Environment Configurations

  • Your environment contains:
    • Your EC2 virtual machines configured to run web apps on the platform that you choose.
    • An Auto Scaling group that ensures that there is always one instance running in a single-instance environment, and allows configuration of the group with a range of instances to run in a load-balanced environment.
    • When you enable load balancing, Elastic Beanstalk creates an Elastic Load Balancing load balancer to distributes traffic among your environment’s instances.
    • Elastic Beanstalk provides integration with Amazon RDS to help you add a database instance to your Elastic Beanstalk environment : MySQL, PostgreSQL, Oracle, or SQL Server. When you add a database instance to your environment, Elastic Beanstalk provides connection information to your application by setting environment properties for the database hostname, port, user name, password, and database name.
    • You can use environment properties to pass secrets, endpoints, debug settings, and other information to your application. Environment properties help you run your application in multiple environments for different purposes, such as development, testing, staging, and production.
    • You can configure your environment to use Amazon SNS to notify you of important events that affect your application.
    • Your environment is available to users at a subdomain of When you create an environment, you can choose a unique subdomain that represents your application.

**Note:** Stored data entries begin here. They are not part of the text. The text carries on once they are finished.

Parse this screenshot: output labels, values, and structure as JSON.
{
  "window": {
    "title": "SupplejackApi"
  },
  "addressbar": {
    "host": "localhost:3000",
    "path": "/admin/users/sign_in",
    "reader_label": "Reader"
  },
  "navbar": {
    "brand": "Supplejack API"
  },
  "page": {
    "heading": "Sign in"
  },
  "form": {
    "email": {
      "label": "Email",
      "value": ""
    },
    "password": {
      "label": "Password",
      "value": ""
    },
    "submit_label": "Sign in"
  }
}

  • Elastic Beanstalk Monitoring console displays your environment’s status and application health at a glance.
  • Elastic Beanstalk reports the health of a web server environment depending on how the application running in it responds to the health check.
  • Enhanced health reporting is a feature that you can enable on your environment to allow AWS Elastic Beanstalk to gather additional information about resources in your environment. Elastic Beanstalk analyzes the information gathered to provide a better picture of overall environment health and aid in the identification of issues that can cause your application to become unavailable.
  • You can create alarms for metrics to help you monitor changes to your environment so that you can easily identify and mitigate problems before they occur.
  • EC2 instances in your Elastic Beanstalk environment generate logs that you can view to troubleshoot issues with your application or configuration files.

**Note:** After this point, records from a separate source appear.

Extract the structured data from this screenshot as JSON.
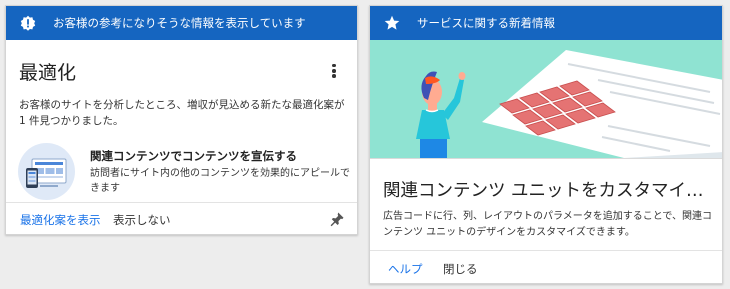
{
  "left_card": {
    "header_icon": "alert-badge-icon",
    "header_text": "お客様の参考になりそうな情報を表示しています",
    "title": "最適化",
    "description": "お客様のサイトを分析したところ、増収が見込める新たな最適化案が 1 件見つかりました。",
    "recommendation": {
      "title": "関連コンテンツでコンテンツを宣伝する",
      "description": "訪問者にサイト内の他のコンテンツを効果的にアピールできます"
    },
    "actions": {
      "show": "最適化案を表示",
      "dismiss": "表示しない"
    }
  },
  "right_card": {
    "header_icon": "star-icon",
    "header_text": "サービスに関する新着情報",
    "title": "関連コンテンツ ユニットをカスタマイ…",
    "description": "広告コードに行、列、レイアウトのパラメータを追加することで、関連コンテンツ ユニットのデザインをカスタマイズできます。",
    "actions": {
      "help": "ヘルプ",
      "close": "閉じる"
    }
  },
  "colors": {
    "header_bg": "#1565c0",
    "link": "#1a73e8",
    "hero_bg": "#8fe3d2",
    "page_bg": "#ededed"
  }
}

  • When you create an environment, Elastic Beanstalk prompts you to provide two AWS IAM roles: a service role and an instance profile.
    • Service Roles – assumed by Elastic Beanstalk to use other AWS services on your behalf.
    • Instance Profiles – applied to the instances in your environment and allows them to retrieve application versions from S3, upload logs to S3, and perform other tasks that vary depending on the environment type and platform.
  • User Policies – allow users to create and manage Elastic Beanstalk applications and environments.


  • There is no additional charge for Elastic Beanstalk. You pay only for the underlying AWS resources that your application consumes.